Related: 5 Reasons To Start Running
When I started to jog I could only continue for about two minutes. This week I was on the treadmill running a 9:15 second mile, and I could let my mind wander and carry on a normal conversation. My body felt strong—like I was on auto-pilot. Blows my mind to see how much I’ve progressed. I even dialed it up to an 8:45 mile for a while for just for fun.
I’ve won my age group a couple of times and won some cool prizes like a John Hardy bracelet and a group tasting at a great local restaurant for 10 of my friends. I’ve run more 5ks than I can count, a few 10ks and two half marathons to date!
I run consistently every other day and I am always excited when it’s a running day. Grab my playlist, iPhone, armband, headphones, FitBit Flex, my dog Biscuit, and run right out the door if it’s nice out, or head to the gym if it isn’t.

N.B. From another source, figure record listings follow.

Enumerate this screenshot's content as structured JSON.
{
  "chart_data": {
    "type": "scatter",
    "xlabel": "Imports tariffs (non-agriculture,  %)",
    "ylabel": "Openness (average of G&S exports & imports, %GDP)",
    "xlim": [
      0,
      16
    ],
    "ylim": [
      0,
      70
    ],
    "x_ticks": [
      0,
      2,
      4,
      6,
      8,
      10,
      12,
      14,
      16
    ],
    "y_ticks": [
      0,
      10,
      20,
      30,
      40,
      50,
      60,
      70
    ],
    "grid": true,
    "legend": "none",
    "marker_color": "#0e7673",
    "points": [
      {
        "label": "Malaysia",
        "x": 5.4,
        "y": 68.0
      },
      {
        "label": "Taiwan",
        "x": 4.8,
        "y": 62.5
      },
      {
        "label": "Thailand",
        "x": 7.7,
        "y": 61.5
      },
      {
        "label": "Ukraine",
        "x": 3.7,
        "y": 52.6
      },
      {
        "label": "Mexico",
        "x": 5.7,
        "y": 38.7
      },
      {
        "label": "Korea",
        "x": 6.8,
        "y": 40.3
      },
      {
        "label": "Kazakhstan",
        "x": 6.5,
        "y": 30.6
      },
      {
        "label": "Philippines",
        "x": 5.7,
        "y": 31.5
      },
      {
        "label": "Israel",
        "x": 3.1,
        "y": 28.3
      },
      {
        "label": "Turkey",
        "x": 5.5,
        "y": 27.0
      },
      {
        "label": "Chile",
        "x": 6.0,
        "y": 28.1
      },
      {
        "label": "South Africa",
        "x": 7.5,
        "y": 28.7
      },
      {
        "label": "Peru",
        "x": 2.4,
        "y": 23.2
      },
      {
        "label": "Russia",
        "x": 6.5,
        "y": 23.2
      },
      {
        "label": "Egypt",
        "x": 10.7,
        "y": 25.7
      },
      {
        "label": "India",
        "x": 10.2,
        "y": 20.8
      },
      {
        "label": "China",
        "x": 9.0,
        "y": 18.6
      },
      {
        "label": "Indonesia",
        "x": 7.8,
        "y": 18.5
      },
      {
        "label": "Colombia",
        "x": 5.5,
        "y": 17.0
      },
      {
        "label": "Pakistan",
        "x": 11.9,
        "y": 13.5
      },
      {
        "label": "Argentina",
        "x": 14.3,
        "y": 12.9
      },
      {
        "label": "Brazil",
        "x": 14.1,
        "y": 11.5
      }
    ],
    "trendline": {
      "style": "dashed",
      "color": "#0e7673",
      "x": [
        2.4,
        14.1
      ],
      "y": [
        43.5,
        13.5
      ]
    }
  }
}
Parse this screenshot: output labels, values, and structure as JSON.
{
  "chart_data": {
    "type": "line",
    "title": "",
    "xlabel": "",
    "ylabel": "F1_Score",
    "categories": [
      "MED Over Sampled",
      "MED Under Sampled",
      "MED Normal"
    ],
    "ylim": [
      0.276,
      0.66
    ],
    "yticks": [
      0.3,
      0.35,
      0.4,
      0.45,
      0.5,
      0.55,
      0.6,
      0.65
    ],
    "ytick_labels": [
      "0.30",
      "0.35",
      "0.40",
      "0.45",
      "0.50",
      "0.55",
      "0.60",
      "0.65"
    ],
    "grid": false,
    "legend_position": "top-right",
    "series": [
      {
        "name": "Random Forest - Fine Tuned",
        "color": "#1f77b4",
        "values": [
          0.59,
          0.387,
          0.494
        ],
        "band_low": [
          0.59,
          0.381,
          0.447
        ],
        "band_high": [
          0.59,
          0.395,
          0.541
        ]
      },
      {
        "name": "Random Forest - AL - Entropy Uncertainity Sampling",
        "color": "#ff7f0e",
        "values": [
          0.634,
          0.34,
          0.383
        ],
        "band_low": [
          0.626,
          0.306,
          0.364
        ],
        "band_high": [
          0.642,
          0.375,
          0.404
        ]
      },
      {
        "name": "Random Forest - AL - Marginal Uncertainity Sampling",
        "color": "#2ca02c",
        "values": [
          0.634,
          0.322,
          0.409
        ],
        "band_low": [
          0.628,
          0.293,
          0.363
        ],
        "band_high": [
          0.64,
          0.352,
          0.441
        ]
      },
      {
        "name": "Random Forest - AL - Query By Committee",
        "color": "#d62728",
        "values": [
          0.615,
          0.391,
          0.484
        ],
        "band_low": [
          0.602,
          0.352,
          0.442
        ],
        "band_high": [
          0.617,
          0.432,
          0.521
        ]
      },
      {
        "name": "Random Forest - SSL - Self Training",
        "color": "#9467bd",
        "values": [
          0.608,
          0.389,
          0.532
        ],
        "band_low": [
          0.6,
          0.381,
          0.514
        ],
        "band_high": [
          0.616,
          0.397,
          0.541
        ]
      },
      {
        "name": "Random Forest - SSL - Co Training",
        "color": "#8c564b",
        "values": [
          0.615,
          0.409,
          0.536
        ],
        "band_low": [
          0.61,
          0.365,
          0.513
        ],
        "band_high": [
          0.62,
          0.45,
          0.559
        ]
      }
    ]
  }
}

I love how running always gives you a glistening sweat. There’s no doubt you just gave your body an intense workout. I love how your lungs feel more open and capable after you finish. I even love running hills now (most days) because of the sense of accomplishment. Running has helped me torch calories, lose weight and get my legs rock solid. It’s changed my body and has become my favorite cardio workout for sure!
If you have curiosity about running but you don’t think you are a runner or someone told you that you aren’t a runner—don’t listen! Try it and give yourself time to progress. Don’t give up if you can only run for two minutes when you start. Running is a slow build. Stick with it and you just might get addicted. And running is one addiction that’s actually good to have!